Agents and Products on Horizon
“We’re starting to see agents really work. This will unlock the ability to build completely new products,” Zuckerberg said, per The Guardian. Merging LLMs with recommendation engines targets personalized AI, while pilots in Threads and Instagram Shopping hint at agentic revenue. No firm monetization timeline, but multiple 2026 rollouts are pledged.
X chatter from @thexcapitalist emphasized energy as AI’s bottleneck, with Zuckerberg securing power premiums. @ns123abc noted board member insights on OpenAI’s $1.4 trillion commitments failing to deter Meta.
Investor Verdict Solidifies
Truist analyst Youssef Squali affirmed Meta “continues to earn the right to invest” via top-line growth, via Stocktwits. Shares reclaimed key averages near $650, per FinancialContent. Long-term bulls see 20%+ earnings growth justifying 26x forward multiples, with PEG at 1.0.

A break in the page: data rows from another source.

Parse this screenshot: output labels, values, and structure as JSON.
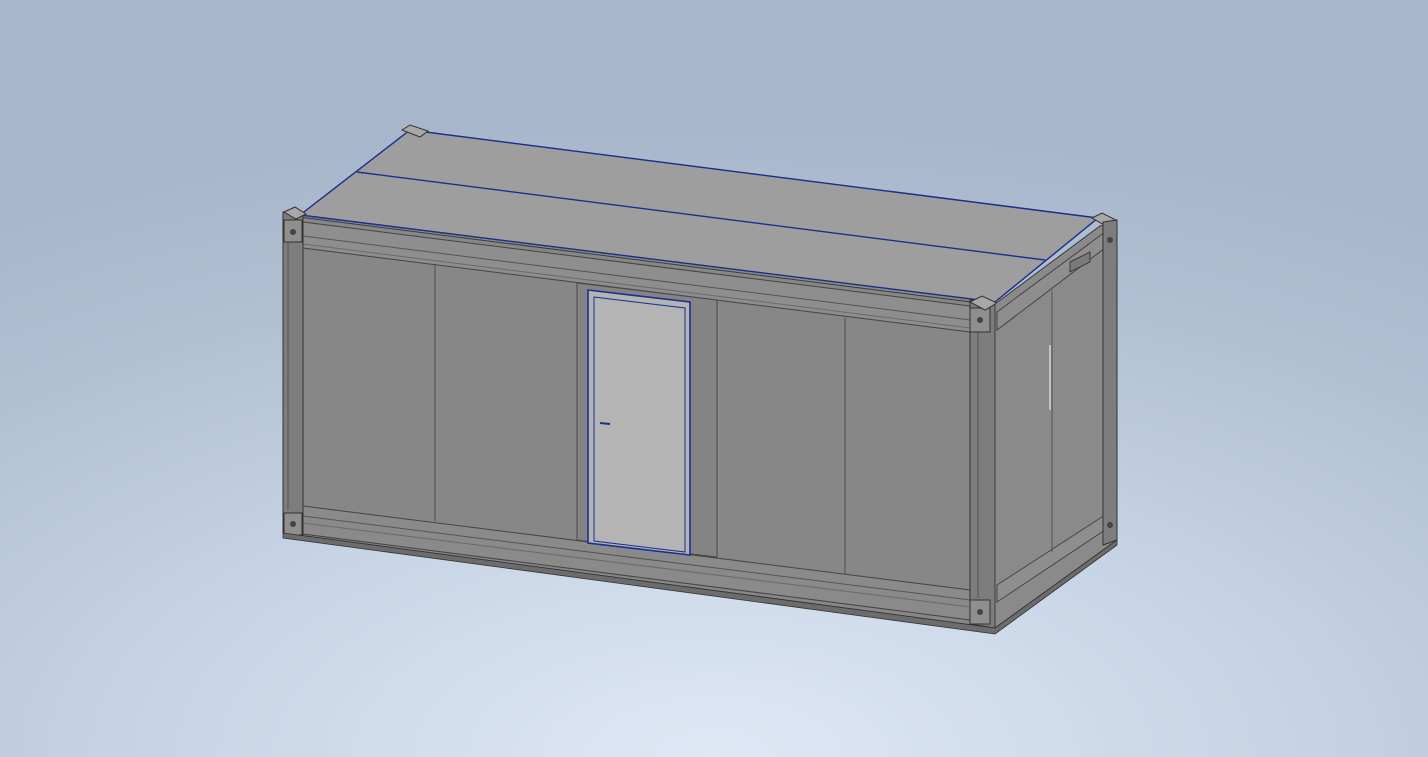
{
  "viewport": {
    "background_colors": [
      "#dfe8f5",
      "#a8b6cb"
    ],
    "selection_highlight_color": "#1a2f8f"
  },
  "model": {
    "body_color": "#8a8a8a",
    "roof_color": "#9c9c9c",
    "door_color": "#b2b2b2",
    "end_wall_color": "#878787"
  }
}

Risks linger: If ad growth slips below 20%, capex scrutiny intensifies. Yet Q4’s beat and outlook suggest resilience. As Fortune put it, Zuckerberg predicts “major AI acceleration,” with Meta racing to catch Google and OpenAI after 2025 lags.
Frontier Push Accelerates
Meta’s $600 billion multi-year wave, per X analyst @aakashgupta, treats AI as resource extraction—nuclear deals, TSMC negotiations, sovereign financing. Gross’s commodities desk models 20-year risks, turning compute into a moat.
Zuckerberg eyes AI reshaping work: “2026 is going to be the year that AI starts to dramatically change the way that we work,” per BBC. With ad ROI proven, Wall Street grants the leash for superintelligence.